Autofocus cameras come with a cynical thirst for speed and power. This saw the need for larger batteries. The focus became development of motor drives and larger batteries that connected to rapid fire machine-gun-like shutters. Similar to the ones in the movie with our hero Tom Cruise “The Last Samurai” which were eventually his downfall.
The Ninja wasn’t immune to this need for speed – with the optional motor drive speeds of 3.2 FPS could be achieved. I don’t see the need for this speed, or the gargantuan motor drive attachment. It would add a lot of weight to the mix. For me the motor drive is obsolete, as I shoot film to slow down, for a more personal and reminiscent feel, some say for the romance of photography. The Last Ninja is not my work horse. If I wanted speed I would use something else. I feel this is an elegant camera for the purist.
Manually one could never keep up with the FPS of a modern DSLR. Thinking of how fast I could go, makes me hold out my thumb and flick my wrist side to side. The Nikon D780 specs, say it’s capable of 12 frames per second. I would have to have to move my thumb like a Billy the Kid draw, that fast.
Digital photography is great, in the way you can select ISO easier than you can change channels on the TV, also adjusting white balance is a plus, not to mention the marvels of an electronic viewfinder. But enough about those space age features. They just aren’t needed for everything.
I have been putting lots of different film stock through The Last Ninja in the two years I’ve owned it. My two favourite film stocks on this camera so far are Kodak ProImage 100 and Kodak Ektar 100.
I also had the privilege to shoot a well stored roll of Fujifilm Provia 400F. I had kept this roll of film in 3 different fridges in the span of 23 years, very expired yet in very good condition, this film had an effect that left me staring at the images for a long time and left me wanting more, unfortunately this film formula is no longer available.
The last roll of film I ran through “The Last Ninja’s” Belly. The impressive Ilford HP5+. I knew I wanted to create black and white photos with the high contrast look pushed Tri-X gives you. But, when I saw the Ilford images. I was floored with the results. Truly outstanding shadows details HP5 brings to the table. Even pushed HP5 in this case. I will definitely be buying more rolls of HP5 and it will be a hard choice between this and Tri-X.
The Last Ninja was on the shelves at a strange time. Your average manual focus film photographer looking to update their Nikon FM2, for example, would have been faced with a lot of choices that might have drawn their eye away from FM3A. In the same era it was released, the Nikon F100 might have captured their imagination instead, or maybe even an early digital SLR.
This dilemma and maybe a desire for greater technology didn’t win the FM3A too many fans in its day – it’s safe to say that more people would have left the shops with a bag full of F100 than an FM3A. This was near 20 years ago, it was the time of a photographic revolution. Both the Nikon F100 and FM3A have cult followings today, but you only need to look at the prices of the FM3A to appreciate how popular this camera has become. The Legend of “The Last Ninja” lives on!

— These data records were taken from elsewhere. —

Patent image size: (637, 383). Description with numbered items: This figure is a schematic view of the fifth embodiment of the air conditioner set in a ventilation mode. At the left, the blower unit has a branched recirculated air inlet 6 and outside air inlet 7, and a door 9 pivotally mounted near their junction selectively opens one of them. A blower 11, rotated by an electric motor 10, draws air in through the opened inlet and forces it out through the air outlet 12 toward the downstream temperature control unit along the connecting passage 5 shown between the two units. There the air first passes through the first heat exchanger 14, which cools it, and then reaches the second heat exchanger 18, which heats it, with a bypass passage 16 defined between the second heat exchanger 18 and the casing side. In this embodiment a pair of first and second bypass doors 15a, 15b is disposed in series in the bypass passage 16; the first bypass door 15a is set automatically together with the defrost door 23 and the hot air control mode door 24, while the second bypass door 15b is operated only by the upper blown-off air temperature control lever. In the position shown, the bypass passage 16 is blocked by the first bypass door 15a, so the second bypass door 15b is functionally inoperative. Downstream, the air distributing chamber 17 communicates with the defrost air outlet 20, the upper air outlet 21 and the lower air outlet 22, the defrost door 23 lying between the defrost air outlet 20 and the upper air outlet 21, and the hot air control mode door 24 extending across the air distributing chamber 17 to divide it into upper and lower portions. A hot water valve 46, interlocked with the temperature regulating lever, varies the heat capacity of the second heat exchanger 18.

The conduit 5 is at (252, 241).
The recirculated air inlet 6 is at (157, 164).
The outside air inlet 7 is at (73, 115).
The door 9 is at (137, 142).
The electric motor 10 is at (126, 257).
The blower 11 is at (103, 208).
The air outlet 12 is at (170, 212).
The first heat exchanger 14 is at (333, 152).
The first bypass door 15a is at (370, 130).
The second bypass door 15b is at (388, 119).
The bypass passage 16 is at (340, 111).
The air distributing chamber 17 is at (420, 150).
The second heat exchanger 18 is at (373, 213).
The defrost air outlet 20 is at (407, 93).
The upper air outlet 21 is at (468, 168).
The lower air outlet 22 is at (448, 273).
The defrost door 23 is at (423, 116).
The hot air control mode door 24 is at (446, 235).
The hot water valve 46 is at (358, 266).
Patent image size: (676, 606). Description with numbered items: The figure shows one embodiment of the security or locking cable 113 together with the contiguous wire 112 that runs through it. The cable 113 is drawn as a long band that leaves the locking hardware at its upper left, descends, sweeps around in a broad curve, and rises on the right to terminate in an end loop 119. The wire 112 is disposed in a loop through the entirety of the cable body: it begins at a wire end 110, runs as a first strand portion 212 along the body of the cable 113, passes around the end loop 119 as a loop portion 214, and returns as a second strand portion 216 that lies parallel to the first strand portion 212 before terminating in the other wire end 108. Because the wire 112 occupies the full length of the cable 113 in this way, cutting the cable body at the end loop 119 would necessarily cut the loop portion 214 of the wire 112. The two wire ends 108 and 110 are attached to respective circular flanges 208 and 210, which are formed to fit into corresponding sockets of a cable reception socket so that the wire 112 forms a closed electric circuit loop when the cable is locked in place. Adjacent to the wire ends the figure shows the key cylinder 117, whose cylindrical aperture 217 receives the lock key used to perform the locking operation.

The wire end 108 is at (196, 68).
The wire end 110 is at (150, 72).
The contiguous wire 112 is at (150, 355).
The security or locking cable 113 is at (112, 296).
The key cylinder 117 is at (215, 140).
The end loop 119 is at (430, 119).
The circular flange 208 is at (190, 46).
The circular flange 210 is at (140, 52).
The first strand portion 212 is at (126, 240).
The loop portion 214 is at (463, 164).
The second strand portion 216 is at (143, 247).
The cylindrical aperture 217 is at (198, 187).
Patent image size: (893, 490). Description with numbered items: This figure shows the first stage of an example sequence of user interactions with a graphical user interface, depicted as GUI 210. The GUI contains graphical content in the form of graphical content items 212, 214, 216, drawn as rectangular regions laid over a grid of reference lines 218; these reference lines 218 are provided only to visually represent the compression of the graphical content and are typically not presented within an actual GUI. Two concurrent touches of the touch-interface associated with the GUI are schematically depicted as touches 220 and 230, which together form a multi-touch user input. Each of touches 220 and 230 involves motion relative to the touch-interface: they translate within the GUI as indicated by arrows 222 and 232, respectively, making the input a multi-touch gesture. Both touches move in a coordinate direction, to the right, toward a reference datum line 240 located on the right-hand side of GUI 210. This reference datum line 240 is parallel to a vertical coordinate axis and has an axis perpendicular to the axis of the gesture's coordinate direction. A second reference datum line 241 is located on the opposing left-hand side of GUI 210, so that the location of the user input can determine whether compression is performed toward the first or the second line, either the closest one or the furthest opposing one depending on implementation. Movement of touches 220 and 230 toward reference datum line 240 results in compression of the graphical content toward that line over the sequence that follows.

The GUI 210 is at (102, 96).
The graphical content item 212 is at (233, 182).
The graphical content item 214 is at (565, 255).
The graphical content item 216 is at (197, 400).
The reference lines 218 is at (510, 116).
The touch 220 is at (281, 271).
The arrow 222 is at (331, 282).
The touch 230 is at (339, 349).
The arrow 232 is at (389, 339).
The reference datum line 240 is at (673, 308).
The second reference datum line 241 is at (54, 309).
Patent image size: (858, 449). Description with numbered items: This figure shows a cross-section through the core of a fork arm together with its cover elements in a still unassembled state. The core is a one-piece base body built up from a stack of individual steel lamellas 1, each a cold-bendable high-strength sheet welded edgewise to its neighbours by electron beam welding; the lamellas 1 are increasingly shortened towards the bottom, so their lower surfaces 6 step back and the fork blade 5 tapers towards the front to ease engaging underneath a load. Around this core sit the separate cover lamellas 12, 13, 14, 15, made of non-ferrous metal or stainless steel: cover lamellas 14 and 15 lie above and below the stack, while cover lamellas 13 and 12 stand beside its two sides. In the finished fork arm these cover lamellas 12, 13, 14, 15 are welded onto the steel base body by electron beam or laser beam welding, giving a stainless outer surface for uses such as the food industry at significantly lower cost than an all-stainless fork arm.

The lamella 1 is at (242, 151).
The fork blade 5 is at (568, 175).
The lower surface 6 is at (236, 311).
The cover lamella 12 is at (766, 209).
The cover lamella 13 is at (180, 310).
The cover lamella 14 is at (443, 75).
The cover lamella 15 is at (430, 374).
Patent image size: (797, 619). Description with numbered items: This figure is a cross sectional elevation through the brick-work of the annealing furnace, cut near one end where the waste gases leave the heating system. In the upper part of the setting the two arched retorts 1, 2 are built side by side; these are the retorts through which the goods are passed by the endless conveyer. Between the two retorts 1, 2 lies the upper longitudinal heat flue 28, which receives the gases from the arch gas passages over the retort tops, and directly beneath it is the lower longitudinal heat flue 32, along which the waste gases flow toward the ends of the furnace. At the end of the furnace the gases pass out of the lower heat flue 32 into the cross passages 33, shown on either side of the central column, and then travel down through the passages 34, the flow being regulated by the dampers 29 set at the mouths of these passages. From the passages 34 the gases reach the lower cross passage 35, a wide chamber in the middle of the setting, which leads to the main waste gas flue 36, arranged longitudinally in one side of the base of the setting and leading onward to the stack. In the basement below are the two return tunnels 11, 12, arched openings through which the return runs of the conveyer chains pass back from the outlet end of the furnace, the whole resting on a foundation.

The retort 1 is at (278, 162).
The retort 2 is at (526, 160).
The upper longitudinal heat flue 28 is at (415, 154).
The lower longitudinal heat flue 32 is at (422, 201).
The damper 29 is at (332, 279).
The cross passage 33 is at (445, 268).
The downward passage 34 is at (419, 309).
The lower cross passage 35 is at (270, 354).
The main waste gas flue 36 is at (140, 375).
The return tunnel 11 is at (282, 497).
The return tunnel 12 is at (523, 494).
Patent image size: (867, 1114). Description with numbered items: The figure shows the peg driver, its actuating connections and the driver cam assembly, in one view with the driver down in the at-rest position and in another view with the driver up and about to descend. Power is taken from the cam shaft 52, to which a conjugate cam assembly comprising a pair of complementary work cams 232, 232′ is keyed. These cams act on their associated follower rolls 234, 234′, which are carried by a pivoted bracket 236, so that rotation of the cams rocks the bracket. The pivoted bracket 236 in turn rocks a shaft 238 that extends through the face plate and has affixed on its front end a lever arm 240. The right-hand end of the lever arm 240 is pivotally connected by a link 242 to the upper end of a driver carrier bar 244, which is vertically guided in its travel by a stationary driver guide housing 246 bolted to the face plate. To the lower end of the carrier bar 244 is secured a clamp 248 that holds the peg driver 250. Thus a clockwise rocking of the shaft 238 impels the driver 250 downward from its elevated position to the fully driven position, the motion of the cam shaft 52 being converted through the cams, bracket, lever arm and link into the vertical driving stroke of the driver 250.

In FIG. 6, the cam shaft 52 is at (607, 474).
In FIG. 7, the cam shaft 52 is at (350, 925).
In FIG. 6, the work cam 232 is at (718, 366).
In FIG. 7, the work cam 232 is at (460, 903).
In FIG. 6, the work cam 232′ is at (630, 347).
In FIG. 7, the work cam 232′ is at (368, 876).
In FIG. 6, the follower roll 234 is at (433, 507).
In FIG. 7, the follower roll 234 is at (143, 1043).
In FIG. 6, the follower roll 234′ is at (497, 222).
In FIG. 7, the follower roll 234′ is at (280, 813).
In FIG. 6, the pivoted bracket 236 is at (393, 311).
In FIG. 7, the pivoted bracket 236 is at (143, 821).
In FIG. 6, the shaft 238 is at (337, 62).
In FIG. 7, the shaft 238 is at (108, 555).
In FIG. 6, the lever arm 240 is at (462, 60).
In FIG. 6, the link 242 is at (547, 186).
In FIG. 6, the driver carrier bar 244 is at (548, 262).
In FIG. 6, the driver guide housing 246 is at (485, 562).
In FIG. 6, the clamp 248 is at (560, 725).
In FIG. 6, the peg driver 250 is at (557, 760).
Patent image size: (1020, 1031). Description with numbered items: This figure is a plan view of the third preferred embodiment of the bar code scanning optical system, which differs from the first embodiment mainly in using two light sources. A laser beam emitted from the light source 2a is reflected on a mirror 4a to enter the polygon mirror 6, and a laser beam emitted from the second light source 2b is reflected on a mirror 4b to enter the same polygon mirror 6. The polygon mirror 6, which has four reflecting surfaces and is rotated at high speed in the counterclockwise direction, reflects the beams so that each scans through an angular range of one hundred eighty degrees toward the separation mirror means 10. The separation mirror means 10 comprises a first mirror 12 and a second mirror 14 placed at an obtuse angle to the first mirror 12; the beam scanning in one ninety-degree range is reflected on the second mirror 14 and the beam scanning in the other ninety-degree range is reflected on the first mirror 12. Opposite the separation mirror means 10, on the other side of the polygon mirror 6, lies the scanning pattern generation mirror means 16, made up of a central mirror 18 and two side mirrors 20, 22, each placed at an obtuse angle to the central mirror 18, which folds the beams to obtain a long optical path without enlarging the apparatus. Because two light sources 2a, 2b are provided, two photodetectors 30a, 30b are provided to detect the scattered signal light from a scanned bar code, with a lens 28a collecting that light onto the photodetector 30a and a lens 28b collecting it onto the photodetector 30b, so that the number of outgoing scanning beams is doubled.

For my needs, I’m very happy with The Last Ninja and everything that in gives me. I feel like I have a real piece of history not just a camera over my shoulder. I’m also very happy with the level of scanning being provided by film business supporting the film community today in 2020. Thank you everyone here for keeping film alive. I truly believe that there is a film worldwide renaissance happening, and I’m very happy to be a part of it.
Thanks for reading and keep shooting.